How would I prove that any binary tree that has n leaves has precisely $2n-1$ nodes ?

Given that a binary tree is either a single node "o" or a node with the left and right subtrees contains a binary tree

     o
/       \
binary  binary
tree    tree


Any help would be appreciated !

• I'd recommend induction. Feb 5 '14 at 14:02

Your formula only works if you assume all the leaves are the same depth in the tree and every node that isn't a leaf has 2 children (see wikipedia for different kinds of binary trees). For example imagine a tree

o
\
o


This has $n=1$ leaves and 2 nodes but the formula gives $2n-1=1$.

Making this assumption, to prove by induction, notice (1) that the formula holds true for a tree of height 1 with 1 node, because $2\times 1 - 1 = 1$.

Then (2) assume that the formula holds for trees with $k$ leaves, so assume trees with $k$ leaves have $2k-1$ nodes. Adding another level to the tree with $k$ leaves adds another $2k$ leaves because each leaf in the original tree has 2 children. So this new tree has a total of $2k-1$ leaves from the original plus another $2k$ leaves = $4k-1$ leaves. The formula for $2k$ leaves gives $2(2k)-1=4k-1$ leaves, which is the same!

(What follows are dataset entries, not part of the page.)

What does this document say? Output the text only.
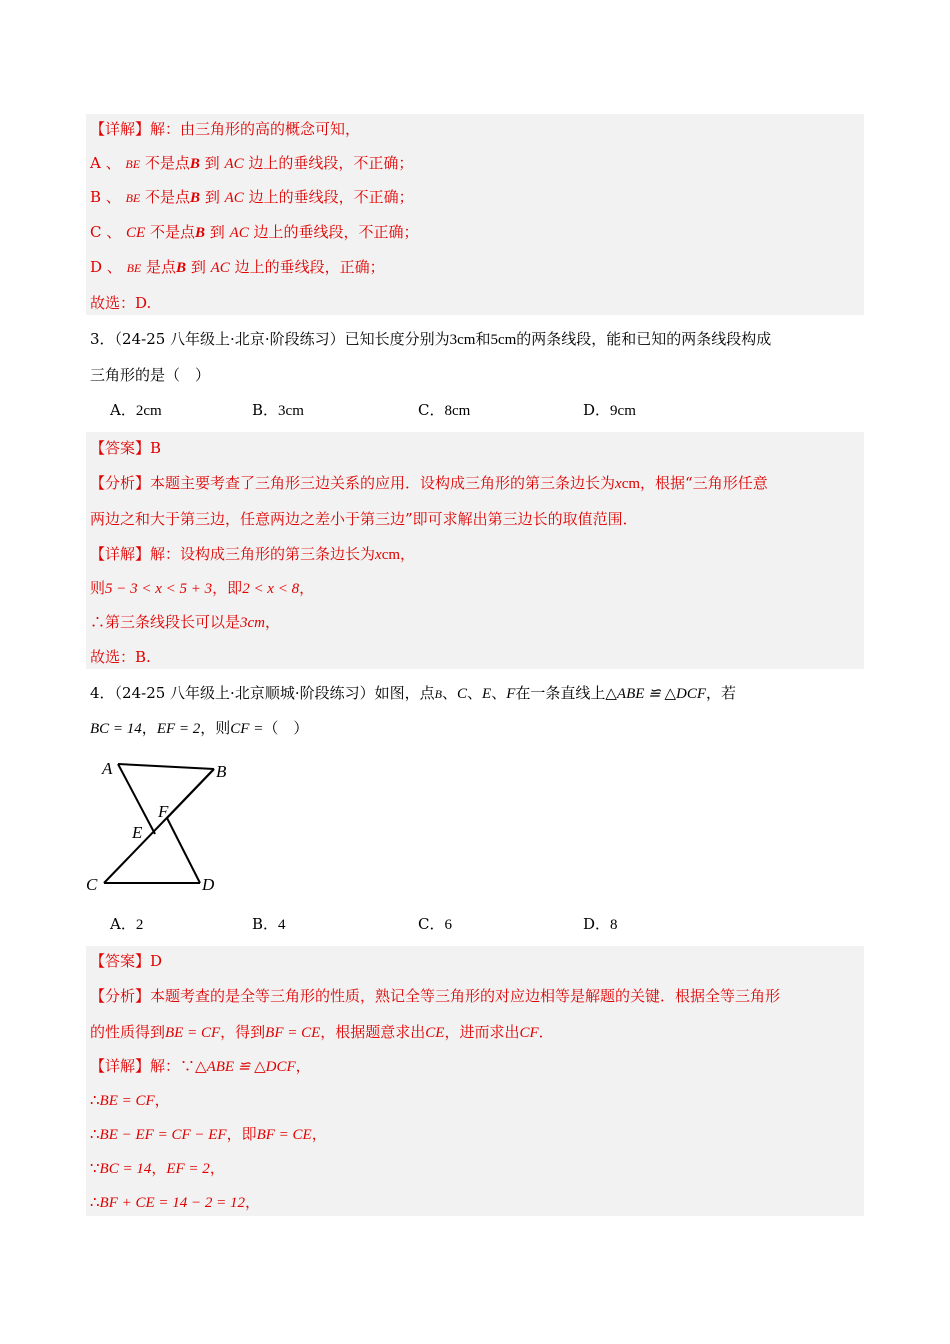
【详解】解：由三角形的高的概念可知，
A 、 BE 不是点B 到 AC 边上的垂线段，不正确；
B 、 BE 不是点B 到 AC 边上的垂线段，不正确；
C 、 CE 不是点B 到 AC 边上的垂线段，不正确；
D 、 BE 是点B 到 AC 边上的垂线段，正确；
故选：D.
3．（24-25 八年级上·北京·阶段练习）已知长度分别为3cm和5cm的两条线段，能和已知的两条线段构成
三角形的是（　）
A．2cm	B．3cm	C．8cm	D．9cm
【答案】B
【分析】本题主要考查了三角形三边关系的应用．设构成三角形的第三条边长为xcm，根据“三角形任意
两边之和大于第三边，任意两边之差小于第三边”即可求解出第三边长的取值范围．
【详解】解：设构成三角形的第三条边长为xcm，
则5 − 3 < x < 5 + 3，即2 < x < 8，
∴第三条线段长可以是3cm，
故选：B.
4．（24-25 八年级上·北京顺城·阶段练习）如图，点B、C、E、F在一条直线上△ABE ≌ △DCF，若
BC = 14，EF = 2，则CF =（　）
A	B
F
E
C	D
A．2	B．4	C．6	D．8
【答案】D
【分析】本题考查的是全等三角形的性质，熟记全等三角形的对应边相等是解题的关键．根据全等三角形
的性质得到BE = CF，得到BF = CE，根据题意求出CE，进而求出CF．
【详解】解：∵△ABE ≌ △DCF，
∴BE = CF，
∴BE − EF = CF − EF，即BF = CE，
∵BC = 14，EF = 2，
∴BF + CE = 14 − 2 = 12，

So because our (1) our base step is true; and (2) our inductive step is true, then the formula is true for all $n$ (subject to the constraint above).

Alternatively, the depth $d$ of the tree is $\log_2 n +1$ because the number of nodes doubles at each level.

The total number of nodes is $1 + 2 + 4 + \ldots$ with $d$ terms in the sum, or $2^0 + 2^1 + 2^2 + \ldots + 2^{d-1}$. By the geometric series formula the sum is equal to

\begin{align}\frac{2^d -1}{2-1} &= 2^{\log_2 (n+1)} - 1 \\&= 2\times2^{\log_2 n} -1\\&= 2n -1\end{align}

The number of nodes would be $2^{l-1}$, where $l$ is the number of leaf nodes.